As if to affirm this gift, near the end of Part I, Cramer repeats Emerson’s observation from 1852: “Thoreau gives me in flesh and blood and pertinacious Saxon belief, my own ethics. He is far more real, and daily practically obeying them, than I; and fortifies my memory at all times with an affirmative experience which refuses to be set aside.”

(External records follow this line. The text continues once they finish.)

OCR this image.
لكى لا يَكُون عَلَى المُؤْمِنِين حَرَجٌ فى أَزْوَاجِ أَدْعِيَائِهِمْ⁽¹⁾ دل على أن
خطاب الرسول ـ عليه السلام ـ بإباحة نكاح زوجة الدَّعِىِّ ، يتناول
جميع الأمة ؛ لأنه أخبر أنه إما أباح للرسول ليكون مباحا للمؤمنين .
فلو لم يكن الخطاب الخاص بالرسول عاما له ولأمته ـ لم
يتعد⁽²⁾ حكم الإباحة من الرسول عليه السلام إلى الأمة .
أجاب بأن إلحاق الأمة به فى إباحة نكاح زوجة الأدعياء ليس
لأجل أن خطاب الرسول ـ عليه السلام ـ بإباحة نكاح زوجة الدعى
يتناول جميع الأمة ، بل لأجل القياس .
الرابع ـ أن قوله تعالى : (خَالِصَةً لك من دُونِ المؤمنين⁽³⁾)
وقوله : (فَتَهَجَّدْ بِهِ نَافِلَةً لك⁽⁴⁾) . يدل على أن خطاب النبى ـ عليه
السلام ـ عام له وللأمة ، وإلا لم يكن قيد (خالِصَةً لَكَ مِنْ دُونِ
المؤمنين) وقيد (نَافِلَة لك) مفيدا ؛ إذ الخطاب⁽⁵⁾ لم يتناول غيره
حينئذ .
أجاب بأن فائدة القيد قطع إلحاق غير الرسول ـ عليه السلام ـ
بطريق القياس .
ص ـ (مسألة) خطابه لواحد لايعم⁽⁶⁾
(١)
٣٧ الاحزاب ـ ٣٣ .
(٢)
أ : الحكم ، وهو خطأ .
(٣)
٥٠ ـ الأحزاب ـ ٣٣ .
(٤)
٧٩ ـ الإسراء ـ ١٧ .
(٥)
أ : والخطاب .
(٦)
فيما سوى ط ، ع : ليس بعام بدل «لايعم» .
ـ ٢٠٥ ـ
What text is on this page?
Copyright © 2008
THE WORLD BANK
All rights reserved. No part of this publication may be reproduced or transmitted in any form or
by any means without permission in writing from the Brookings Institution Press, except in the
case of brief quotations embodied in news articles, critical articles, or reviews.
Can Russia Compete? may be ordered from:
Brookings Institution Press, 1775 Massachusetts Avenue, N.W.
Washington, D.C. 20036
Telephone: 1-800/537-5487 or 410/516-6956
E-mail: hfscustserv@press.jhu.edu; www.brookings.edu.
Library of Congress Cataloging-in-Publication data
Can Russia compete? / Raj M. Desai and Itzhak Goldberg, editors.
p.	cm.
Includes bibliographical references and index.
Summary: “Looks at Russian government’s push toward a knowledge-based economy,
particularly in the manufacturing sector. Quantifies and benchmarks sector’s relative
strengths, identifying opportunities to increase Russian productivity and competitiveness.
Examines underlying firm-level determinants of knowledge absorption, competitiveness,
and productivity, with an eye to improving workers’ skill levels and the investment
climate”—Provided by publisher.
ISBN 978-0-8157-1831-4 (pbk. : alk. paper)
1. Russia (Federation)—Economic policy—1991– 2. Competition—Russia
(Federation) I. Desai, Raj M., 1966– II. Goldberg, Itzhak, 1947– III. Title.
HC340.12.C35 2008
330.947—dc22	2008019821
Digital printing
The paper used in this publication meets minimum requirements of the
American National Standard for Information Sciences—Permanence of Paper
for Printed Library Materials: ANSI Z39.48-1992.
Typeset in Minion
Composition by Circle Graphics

Jeffrey Cramer is also a precise reader and writer. Here and there throughout the book, he takes on some of the apocrypha that have grown around Thoreau and Emerson. One footnote’s example unhorses the supposed exchange between the two when Thoreau is in jail for nonpayment of taxes: Emerson: Henry, what are you doing in there; Thoreau: Waldo, what are you doing out there? Cramer: “That dialog did not take place.” The truth of this relationship, Cramer implies, is ample and deep; no need for fabrication.

So Solid Seasons begins with an interleaving of Thoreau’s and Emerson’s words and actions as they find, sometimes collide with and come to love each other. Yes, they encounter famous impasse and episodic disappointments; one would expect no less of two opinionated, brilliant people, who differ in age and temperament. The book also brings them together with their ongoing efforts to know each other, and finally with Emerson’s eulogy for Thoreau that affirms both men.

This return to each other gives body to the 1878 anecdote Cramer uses to conclude Part I. It comes from a writer’s visit with Emerson near the end of his life. Emerson’s memory was fading in some measures, but strong still in much.

As the two writers talked, Emerson called out to his wife in the other room: “What was the name of my best friend?”

“Henry Thoreau,” she answered.

“Oh, yes,” said Emerson, “Henry Thoreau.”

Just so, I thought as I closed the book.

Sandy Stott is the author of Critical Hours: Search and Rescue in the White Mountains. He is founding editor  of  The Roost and retired chair of the English Department at Concord Academy. Sandy lives in Brunswick, Maine.